Gayle Wade comments on the current atmosphere of 'Islamo-phobia' that exists in the West.

THE main effect of the so-called War on Terror seems to have been to raise the level of fear and anxiety in Britain and America, and particularly to make people afraid of their brown-skinned neighbours.

A Guardian/ICM poll a couple of weeks ago showed that only one in five people believed the Government was telling the truth about the terror threat, yet we seem quick believe the worst about anyone who looks vaguely Middle Eastern or wears a beard.

Two Asian students had to be removed from a flight from Spain back to Manchester after some passengers refused to travel with them on board after hearing them conversing in 'Arabic'.

Twelve passengers, all Indian nationals, were ejected from a US Airlines flight to Mumbai and arrested by Dutch police after using mobile phones and laptops on the plane in a way that 'average passengers wouldn't do'.

If they had been white Europeans, none of these people would have been given a second look.

They were suspected purely because of their appearance.

The security services say that there was a specific, well-planned plot to blow up airliners in mid Atlantic, which took nearly a year to put together.

Home Secretary John Reid claimed that all the main suspects had been arrested in the first swoop, so it is hard to see the rationale for continuing top level security measures designed to foil an imminent attack.

Air passengers face long-term restrictions on hand luggage because the security services have now been alerted to the potential of liquid explosives.

Although a professional chemist wrote to the Guardian to say that he saw no great problems in preparing TATP (Triacetone Triperoxide, the explosive which can be made from liquid ingredients, and which security forces believe might be smuggled onto an aeroplane in a drinks bottle) in an aircraft toilet - provided he was allowed to occupy the toilet continuously for two or more return flights across the Atlantic.
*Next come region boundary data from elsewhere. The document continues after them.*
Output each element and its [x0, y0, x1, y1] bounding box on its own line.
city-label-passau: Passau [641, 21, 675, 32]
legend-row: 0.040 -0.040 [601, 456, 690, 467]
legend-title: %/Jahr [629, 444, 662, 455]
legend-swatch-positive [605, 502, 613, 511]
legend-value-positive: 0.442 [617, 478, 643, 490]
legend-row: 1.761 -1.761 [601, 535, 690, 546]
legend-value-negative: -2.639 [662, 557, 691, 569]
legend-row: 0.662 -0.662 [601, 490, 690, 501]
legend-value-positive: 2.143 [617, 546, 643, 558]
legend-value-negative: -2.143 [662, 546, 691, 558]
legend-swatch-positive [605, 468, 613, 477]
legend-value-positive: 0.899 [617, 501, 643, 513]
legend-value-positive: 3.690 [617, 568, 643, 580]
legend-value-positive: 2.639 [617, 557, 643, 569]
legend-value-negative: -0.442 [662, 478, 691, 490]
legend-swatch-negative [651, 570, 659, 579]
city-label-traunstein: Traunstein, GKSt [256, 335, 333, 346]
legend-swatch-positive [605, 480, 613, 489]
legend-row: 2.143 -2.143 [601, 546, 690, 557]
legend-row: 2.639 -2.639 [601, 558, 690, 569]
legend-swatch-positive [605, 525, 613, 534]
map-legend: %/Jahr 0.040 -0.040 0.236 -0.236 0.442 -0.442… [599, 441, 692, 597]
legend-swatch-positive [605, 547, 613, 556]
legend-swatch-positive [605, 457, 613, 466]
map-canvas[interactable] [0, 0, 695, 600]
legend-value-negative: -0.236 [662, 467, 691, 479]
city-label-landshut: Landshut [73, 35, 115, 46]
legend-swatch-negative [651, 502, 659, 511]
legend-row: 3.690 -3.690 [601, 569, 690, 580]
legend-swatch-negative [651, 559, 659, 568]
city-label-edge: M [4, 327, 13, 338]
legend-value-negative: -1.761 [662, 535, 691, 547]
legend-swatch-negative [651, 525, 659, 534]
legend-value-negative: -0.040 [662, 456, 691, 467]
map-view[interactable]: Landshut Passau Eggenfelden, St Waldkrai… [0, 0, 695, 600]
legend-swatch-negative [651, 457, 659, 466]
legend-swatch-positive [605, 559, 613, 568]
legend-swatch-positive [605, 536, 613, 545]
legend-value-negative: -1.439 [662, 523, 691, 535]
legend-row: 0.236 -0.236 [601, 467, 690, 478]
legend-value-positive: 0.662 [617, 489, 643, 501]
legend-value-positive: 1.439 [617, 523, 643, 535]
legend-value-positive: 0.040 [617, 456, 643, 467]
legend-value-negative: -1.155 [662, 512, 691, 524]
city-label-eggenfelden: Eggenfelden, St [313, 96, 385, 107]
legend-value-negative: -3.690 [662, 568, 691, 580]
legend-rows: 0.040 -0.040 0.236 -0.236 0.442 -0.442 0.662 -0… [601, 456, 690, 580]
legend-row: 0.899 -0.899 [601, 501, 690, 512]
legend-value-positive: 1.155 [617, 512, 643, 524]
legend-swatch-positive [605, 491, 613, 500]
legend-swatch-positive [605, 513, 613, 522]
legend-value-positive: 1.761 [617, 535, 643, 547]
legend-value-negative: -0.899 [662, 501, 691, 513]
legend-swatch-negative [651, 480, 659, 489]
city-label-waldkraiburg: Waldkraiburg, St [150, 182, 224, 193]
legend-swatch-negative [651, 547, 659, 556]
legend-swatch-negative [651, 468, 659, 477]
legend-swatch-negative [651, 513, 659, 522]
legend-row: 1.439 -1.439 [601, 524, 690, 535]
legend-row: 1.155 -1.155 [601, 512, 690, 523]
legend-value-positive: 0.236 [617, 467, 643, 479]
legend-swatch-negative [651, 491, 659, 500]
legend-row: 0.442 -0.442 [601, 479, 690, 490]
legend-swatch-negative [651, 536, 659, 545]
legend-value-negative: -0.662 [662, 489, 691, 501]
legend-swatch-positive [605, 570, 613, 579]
In this climate of heightened - not to say hysterical - suspicion, Ruth Kelly called for a debate on multiculturalism which 'must not be censored by political correctness. . . . There are white Britons who do not feel comfortable with change [and] develop a resentment, a sense of grievance.'

It is hard to escape the conclusion that the 'debate' will be focussed on reassuring white Britons that any potential threat from their black counterparts or from foreign immigrants will be neutralised by a vigilant government.

There is a danger that multiculturalism could be replaced by some kind of cultural apartheid in the name of 'security', when in fact increasing the alienation and resentment of minority groups raises the very spectre of a backlash that it is trying to suppress.

The majority of people, whatever their ethnic background, are decent and humane with an interest in living together peaceably.

If we forget that, there is very little hope of damping down the embers of violence.